Isovaleric acidemia, also called isovaleric aciduria or isovaleric acid CoA dehydrogenase deficiency, is a rare autosomal recessive metabolic disorder which disrupts or prevents normal metabolism of the branched-chain amino acid leucine. It is a classical type of organic acidemia.

Symptoms

A characteristic feature of isovaleric acidemia is a distinctive odor of sweaty feet. This odor is caused by the buildup of a compound called isovaleric acid in affected individuals.

In about half of cases, the signs and symptoms of this disorder become apparent within a few days after birth and include poor feeding, vomiting, seizures, and lack of energy that can progress to coma. These medical problems are typically severe and can be life-threatening. In the other half of cases, the signs and symptoms of the disorder appear during childhood and may come and go over time. They are often triggered by an infection or by eating an increased amount of protein-rich foods.

The urine of newborns can be screened for isovaleric acidemia using mass spectrometry, allowing for early diagnosis.

Genetic prevalence

Isovaleric acidemia is estimated to affect at least 1 in 250,000 births in the United States.

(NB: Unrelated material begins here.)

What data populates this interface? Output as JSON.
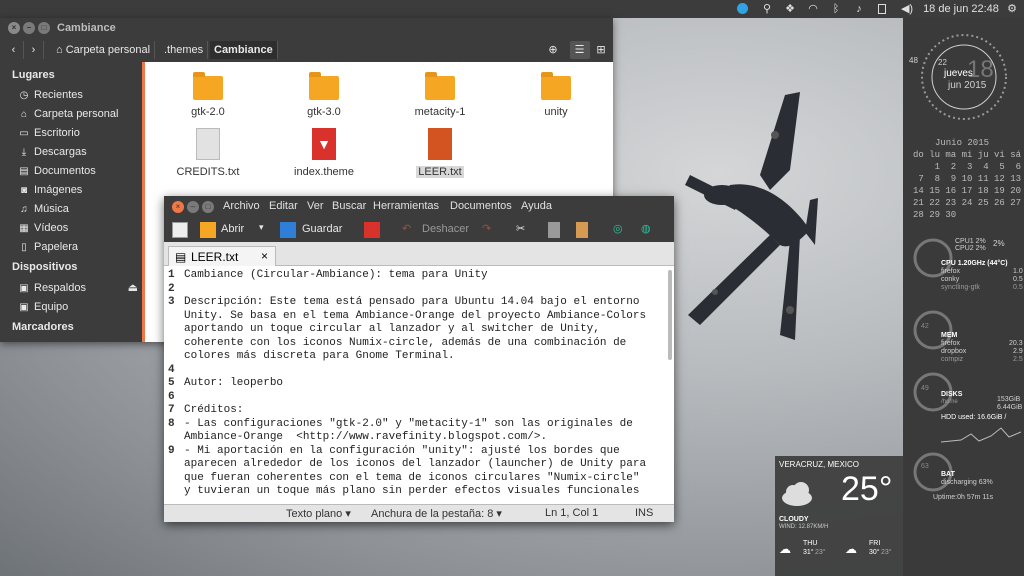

The disorder has an autosomal recessive inheritance pattern, which means the defective gene is located on an autosome, and two copies of the gene - one from each parent - must be inherited to be affected by the disorder. The parents of a child with an autosomal recessive disorder are carriers of one copy of the defective gene, but are usually not affected by the disorder.

Mutations in both copies of the IVD gene result in isovaleric acidemia.

Pathophysiology

The enzyme encoded by IVD, isovaleric acid-CoA dehydrogenase plays an essential role in breaking down proteins from the diet. Specifically, the enzyme is responsible for the third step in processing leucine, an essential amino acid. If a mutation in the IVD gene reduces or eliminates the activity of this enzyme, the body is unable to break down leucine properly. As a result, isovaleric acid and related compounds build up to toxic levels, damaging the brain and nervous system.